A terraform module that setups up federated AWS access from Github Actions
https://github.com/rpidanny/aws-federation-github-actions

aws aws-federation aws-openid-provider gha-id-token github-id-token

Last synced: 8 months ago
JSON representation

A terraform module that setups up federated AWS access from Github Actions

Awesome Lists containing this project

README

          

# aws-federation-github-actions

![alt text](docs/aws-federation.png)

> Terraform Modules for setting up AWS Federated access from Github Actions.

GitHub Action has a functionality that can [issue an OpenID Connect token](https://docs.github.com/en/actions/deployment/security-hardening-your-deployments/about-security-hardening-with-openid-connect) to jobs running on Github Actions. This obviates the need to store any long-lived secrets in Github.

## Usage

### Configure AWS

First, we need to set up an AWS IAM OIDC identity provider and an AWS IAM role that Github Actions can assume. This can be done by using this module as shown below:

```hcl
module "aws_federation_github_actions" {
source = "github.com/rpidanny/aws-federation-github-actions?ref=v1.0.0"

github_org = "rpidanny"
github_repos = ["example-repo"]

iam_role_name = "ExampleGithubRole"
iam_policy_arns = [data.aws_iam_policy.AdministratorAccess.arn]

tags = local.tags
}
```

With this deployed, any jobs in the specified repositories can now assume the IAM Role created above.

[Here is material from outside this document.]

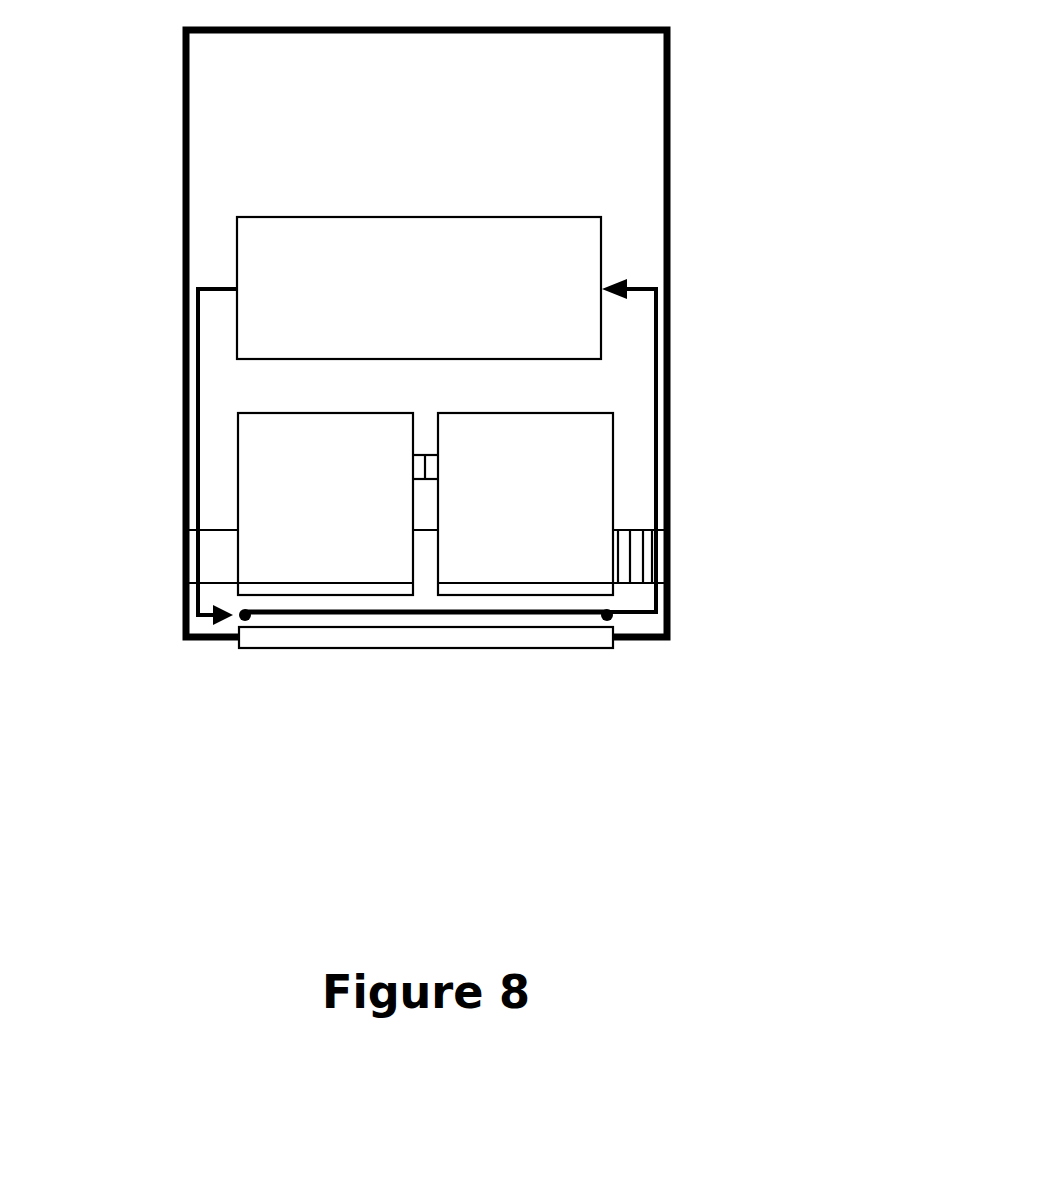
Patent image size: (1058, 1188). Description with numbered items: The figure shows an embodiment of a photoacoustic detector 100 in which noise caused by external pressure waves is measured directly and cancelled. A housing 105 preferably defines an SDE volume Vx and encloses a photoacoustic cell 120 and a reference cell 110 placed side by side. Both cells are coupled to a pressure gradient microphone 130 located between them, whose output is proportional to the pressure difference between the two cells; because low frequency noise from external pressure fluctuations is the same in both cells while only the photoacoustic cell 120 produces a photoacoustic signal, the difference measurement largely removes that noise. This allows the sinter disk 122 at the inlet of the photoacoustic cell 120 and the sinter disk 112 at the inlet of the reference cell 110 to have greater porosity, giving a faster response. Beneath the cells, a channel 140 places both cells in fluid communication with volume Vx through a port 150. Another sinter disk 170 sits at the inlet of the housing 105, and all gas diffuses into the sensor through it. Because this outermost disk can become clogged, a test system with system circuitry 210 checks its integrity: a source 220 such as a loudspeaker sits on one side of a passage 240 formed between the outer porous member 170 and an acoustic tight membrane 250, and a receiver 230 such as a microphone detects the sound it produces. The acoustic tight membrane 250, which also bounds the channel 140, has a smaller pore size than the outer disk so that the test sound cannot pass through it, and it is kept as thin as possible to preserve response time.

The `github_org` and `github_repos` ensures that only the repositories you specify can assume the role.

You can specify one or more repositories by adding them to the `github_repos` array. To grant access to all repositories in your organization, simply omit the `github_repos` parameter.

### Configure GitHub Actions Workflow

Now, this is how you would configure your Github Actions workflow to gain access to AWS.

```yml
# .github/workflows/example.yml
name: Example Job

on:
push:

env:
AWS_REGION: eu-central-1

jobs:
aws-access:
name: "AWS Access"
runs-on: ubuntu-latest
timeout-minutes: 5

# This is the block you would need to add.
permissions:
id-token: write # This is required for requesting the JWT
contents: read # This is required for the job to read the repository contents

steps:
- name: configure aws credentials
uses: aws-actions/configure-aws-credentials@v1
with:
role-to-assume: arn:aws:iam::0123456789012:role/ExampleGithubRole
aws-region: ${{ env.AWS_REGION }}

- run: aws sts get-caller-identity
```

## Example

An example integration can be found here: [examples/dog_food](examples/dog_food)

## Module Inputs

| Name | Description | Type | Default | Required |
| ----------------- | ----------------------------------------------------------------------------------------------- | -------------- | ------- | :------: |
| `github_org` | Name of the github organization you want to allow access to. | `string` | n/a | yes |
| `github_repos` | List of github repositories you want to allow access to. Empty list grants access to all repos. | `list(string)` | `[]` | no |
| `iam_role_name` | Name to use when creating the IAM role that GitHub Actions can assume. | `string` | n/a | yes |
| `iam_policy_arns` | List of IAM policy ARNs that is attached to the IAM role. | `list(string)` | `[]` | no |
| `tags` | Resource tags. | `map(string)` | `{}` | no |

## Module Outputs

| Name | Description |
| ----------------------------- | ----------------------------------- |
| `iam_openid_connect_provider` | The created OpenId Connect provider |
| `iam_role` | The created IAM Role |